The Federal Energy Regulatory Commission (FERC) last week proposed to require new standards addressing the impacts of a geomagnetic disturbance (GMD), saying that, though it recognized the strong disturbances that result in distortions to Earth’s magnetic field are infrequent, current mandatory reliability standards do not adequately address vulnerabilities.

The agency issued a Notice of Proposed Rulemaking (NOPR) that proposes to direct the North American Electric Reliability Corp. (NERC) to develop and submit new GMD standards in a two-stage process. First, within 90 days of the effective date of a final rule, the rule will require that NERC should file one or more standards requiring owners and operators of the bulk power system to develop and implement operational procedures to mitigate GMD effects. Such procedures already are in place in some areas, and that should allow for faster development and implementation of these standards, the NOPR says.

In the second stage, FERC proposes that NERC should file, within six months of a final rule, standards that require grid owners and operators to conduct initial and continuing assessments of the potential impacts of GMDs. Based on those assessments, grid owners would then be required to implement strategies to protect the bulk power system.
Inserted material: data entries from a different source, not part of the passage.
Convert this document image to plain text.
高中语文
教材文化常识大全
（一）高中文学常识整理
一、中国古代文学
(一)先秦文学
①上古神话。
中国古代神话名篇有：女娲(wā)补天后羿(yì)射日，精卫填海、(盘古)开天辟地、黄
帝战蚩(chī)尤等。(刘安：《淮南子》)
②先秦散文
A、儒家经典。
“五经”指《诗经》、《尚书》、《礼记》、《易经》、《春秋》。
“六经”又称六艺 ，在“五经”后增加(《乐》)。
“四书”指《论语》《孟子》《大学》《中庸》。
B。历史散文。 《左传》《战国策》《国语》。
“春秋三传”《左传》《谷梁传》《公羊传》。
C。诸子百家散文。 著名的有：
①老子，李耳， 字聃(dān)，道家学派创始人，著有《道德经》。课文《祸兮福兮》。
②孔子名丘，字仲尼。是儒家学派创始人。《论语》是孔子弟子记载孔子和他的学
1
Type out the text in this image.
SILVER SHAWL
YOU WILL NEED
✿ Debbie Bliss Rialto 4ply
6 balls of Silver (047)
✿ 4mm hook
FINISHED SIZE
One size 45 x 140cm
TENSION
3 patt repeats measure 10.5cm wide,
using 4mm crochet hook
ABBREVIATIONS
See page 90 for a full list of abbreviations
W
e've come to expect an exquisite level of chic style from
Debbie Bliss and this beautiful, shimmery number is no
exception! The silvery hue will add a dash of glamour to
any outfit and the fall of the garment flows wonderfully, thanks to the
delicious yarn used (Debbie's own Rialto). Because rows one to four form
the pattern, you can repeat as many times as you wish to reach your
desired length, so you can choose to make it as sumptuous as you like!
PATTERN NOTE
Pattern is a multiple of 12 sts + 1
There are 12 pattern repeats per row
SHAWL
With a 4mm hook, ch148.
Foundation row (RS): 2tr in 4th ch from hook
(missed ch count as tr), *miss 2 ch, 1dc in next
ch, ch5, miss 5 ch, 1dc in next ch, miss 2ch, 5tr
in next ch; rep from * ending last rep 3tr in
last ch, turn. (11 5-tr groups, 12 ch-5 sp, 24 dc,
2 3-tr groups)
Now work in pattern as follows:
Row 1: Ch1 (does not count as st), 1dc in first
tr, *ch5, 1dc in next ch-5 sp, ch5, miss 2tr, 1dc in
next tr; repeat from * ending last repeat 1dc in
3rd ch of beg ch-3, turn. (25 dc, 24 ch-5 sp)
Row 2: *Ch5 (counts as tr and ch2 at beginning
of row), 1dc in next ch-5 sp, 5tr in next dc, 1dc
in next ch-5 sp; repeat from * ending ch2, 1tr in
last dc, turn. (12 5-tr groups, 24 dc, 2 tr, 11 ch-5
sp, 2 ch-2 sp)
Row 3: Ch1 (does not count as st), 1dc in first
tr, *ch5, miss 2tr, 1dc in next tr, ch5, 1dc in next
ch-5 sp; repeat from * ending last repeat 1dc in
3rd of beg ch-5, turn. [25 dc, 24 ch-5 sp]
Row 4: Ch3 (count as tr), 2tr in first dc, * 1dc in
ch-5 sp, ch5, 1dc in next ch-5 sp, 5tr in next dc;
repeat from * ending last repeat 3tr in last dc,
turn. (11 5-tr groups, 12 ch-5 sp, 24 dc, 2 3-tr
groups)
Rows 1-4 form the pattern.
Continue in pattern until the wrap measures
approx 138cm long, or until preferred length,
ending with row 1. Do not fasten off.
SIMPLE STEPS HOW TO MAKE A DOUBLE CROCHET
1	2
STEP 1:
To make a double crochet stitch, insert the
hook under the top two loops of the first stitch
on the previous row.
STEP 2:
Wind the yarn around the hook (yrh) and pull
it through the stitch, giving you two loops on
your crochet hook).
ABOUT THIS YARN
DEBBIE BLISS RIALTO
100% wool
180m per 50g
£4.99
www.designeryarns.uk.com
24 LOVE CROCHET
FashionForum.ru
Measures would include automatic blocking of geomagnetically induced currents, instituting specification requirements for new equipment, inventory management, or isolating certain equipment that is not cost effective to retrofit. “Stage two would be implemented in phases, focusing first on the most critical and vulnerable assets,” FERC said in a statement last week.

“The NOPR does not propose specific requirements, but offers guidance regarding the assessments of the grid’s vulnerability to GMDs, the mechanisms for protecting critical or vulnerable components and an implementation schedule. FERC seeks comments on all aspects of the proposal,” it said.

"We take this action based on government-sponsored studies and NERC studies that conclude that GMD events can have an adverse, wide-area impact on the reliable operation of the Bulk-Power System,” FERC says in the NOPR. In a 2010 study prepared for the federal commission, the Department of Energy, Department of Homeland Security, and the Oak Ridge National Laboratory reported that GMD events can “develop quickly over large geographic footprints, having the capability to produce geographically-large outages and significant damage to Bulk-Power System equipment.”

FERC said the severity of the risk posed by GMDs to the reliable operation of the bulk power system was also expressed at a technical conference held this April. “At the Technical Conference, panelists stated that the current 11-year solar activity cycle is expected to hit its maximum activity in 2013 and large solar events often occur within four years of such a cycle maximum,” it said.